Underlining that Greece's Eastern Mediterranean policy has been aiming to limit Turkey to a very small area, Jaafar said: "Athens has been acting in line with the EU's interests by ignoring the regional actors' interests. Some parties in the Eastern Mediterranean equation do not want Turkey's involvement in the energy traffic in the region. Justifiably seeking an alternative, Turkey signed the Memorandum of Understanding on the Delimitation of the Maritime Jurisdiction Areas in the Mediterranean with Libya's Government of National Accord in November 2019 in accordance with its exclusive economic zone borders."
He also said that Libya prefers just investments, and Turkish investments in the country have reached $120 million (TL 970.19 million) across different areas, including construction, infrastructure and energy.

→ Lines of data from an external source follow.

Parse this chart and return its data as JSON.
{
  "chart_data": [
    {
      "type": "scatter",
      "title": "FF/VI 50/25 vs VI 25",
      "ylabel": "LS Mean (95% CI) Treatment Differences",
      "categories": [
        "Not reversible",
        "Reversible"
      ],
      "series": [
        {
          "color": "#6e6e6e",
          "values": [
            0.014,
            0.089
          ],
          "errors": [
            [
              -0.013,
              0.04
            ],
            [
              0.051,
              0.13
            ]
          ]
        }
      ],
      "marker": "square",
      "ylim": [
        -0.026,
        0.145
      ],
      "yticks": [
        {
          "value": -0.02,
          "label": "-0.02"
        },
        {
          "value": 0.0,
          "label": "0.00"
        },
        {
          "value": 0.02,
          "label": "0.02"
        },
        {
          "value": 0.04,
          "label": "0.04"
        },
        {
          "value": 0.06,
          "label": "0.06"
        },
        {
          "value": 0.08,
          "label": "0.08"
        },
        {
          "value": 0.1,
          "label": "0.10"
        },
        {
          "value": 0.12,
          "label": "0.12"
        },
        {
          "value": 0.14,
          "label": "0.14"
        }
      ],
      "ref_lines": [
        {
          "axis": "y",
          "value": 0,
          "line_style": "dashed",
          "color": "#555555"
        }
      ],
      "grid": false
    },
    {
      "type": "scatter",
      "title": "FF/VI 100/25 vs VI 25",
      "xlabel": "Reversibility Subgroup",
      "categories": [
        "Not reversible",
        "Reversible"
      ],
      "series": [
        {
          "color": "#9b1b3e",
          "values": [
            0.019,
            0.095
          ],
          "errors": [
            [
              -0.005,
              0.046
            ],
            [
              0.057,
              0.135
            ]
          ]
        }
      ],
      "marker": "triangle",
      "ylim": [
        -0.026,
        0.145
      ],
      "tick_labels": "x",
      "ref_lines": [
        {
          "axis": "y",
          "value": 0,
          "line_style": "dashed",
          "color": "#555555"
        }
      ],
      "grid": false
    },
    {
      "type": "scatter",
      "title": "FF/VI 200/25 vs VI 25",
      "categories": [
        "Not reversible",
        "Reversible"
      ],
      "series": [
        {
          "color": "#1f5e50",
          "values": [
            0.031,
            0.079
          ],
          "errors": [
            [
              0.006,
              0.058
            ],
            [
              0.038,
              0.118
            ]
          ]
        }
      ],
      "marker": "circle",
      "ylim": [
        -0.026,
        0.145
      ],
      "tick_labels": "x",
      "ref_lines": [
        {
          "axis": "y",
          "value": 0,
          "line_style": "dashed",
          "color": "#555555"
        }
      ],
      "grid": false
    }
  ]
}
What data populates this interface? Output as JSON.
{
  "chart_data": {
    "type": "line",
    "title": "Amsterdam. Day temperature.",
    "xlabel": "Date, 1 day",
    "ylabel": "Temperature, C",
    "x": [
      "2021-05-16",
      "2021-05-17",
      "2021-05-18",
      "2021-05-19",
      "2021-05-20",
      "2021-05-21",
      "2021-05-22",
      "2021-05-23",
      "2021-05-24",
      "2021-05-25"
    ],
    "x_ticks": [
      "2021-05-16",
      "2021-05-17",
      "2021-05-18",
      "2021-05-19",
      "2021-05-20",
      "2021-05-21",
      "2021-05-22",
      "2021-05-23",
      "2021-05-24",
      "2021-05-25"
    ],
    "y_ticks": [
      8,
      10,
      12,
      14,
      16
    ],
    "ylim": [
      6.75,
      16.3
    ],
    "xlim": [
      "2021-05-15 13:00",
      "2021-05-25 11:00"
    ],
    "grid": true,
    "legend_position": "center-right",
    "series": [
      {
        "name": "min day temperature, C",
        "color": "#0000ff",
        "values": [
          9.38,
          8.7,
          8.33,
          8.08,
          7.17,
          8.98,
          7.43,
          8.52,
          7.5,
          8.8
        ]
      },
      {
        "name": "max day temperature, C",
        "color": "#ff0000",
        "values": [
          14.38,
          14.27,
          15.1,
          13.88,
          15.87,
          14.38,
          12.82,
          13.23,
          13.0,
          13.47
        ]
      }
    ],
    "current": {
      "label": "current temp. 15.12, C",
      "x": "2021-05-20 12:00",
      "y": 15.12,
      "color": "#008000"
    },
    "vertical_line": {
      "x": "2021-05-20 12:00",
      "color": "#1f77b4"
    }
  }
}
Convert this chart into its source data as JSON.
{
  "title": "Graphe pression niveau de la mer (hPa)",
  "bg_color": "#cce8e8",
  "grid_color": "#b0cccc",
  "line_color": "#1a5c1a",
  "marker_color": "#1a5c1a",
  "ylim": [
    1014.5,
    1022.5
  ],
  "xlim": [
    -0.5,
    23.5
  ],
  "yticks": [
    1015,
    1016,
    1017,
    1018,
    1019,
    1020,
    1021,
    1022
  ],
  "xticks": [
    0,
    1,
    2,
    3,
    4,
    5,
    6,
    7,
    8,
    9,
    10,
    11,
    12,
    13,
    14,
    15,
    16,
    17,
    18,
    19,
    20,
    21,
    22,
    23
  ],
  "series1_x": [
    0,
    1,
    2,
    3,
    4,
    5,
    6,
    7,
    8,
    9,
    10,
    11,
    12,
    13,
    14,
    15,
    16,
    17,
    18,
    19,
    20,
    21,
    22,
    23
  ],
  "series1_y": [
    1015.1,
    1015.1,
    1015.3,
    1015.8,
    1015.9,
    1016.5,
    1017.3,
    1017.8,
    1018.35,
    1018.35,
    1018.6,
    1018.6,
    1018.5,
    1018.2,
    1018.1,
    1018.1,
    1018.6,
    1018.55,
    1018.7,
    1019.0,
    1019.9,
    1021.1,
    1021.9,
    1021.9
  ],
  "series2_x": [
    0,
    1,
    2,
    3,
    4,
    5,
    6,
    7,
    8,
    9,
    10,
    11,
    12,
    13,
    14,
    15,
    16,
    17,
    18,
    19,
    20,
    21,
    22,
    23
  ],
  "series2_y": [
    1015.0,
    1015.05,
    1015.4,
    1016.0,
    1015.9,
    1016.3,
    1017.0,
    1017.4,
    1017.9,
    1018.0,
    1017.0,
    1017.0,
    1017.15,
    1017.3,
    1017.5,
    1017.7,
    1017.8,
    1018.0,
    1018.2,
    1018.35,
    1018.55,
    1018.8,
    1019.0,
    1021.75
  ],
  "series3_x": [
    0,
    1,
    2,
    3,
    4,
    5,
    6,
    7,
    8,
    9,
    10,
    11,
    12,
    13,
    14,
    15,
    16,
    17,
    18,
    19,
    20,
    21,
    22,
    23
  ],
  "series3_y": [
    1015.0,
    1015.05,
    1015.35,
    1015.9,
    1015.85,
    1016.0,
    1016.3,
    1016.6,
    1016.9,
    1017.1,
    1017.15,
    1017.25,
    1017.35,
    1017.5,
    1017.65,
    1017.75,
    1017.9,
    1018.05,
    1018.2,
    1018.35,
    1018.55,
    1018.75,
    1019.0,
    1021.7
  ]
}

Jaafar added that Greece and the Greek Cypriot administration will continue their initiatives to exclude Turkey from alliances in the region.
"However, I do not think that anyone can benefit from hydrocarbon reserves without forming a regional alliance with Turkey," he said.
Turkey, which has the longest continental coastline in the Eastern Mediterranean, has rejected maritime boundary claims made by Greece and the Greek Cypriot administration, stressing that these excessive claims violate the sovereign rights of both Turkey and Turkish Cyprus.
Turkish leaders have repeatedly stressed that Ankara is in favor of resolving outstanding problems in the region through international law, good neighborly relations, dialogue and negotiations.
Instead of opting to solve problems with Ankara through dialogue, Athens has, on several occasions, refused to sit at the negotiation table and opted to rally Brussels to take a tougher stance against Turkey.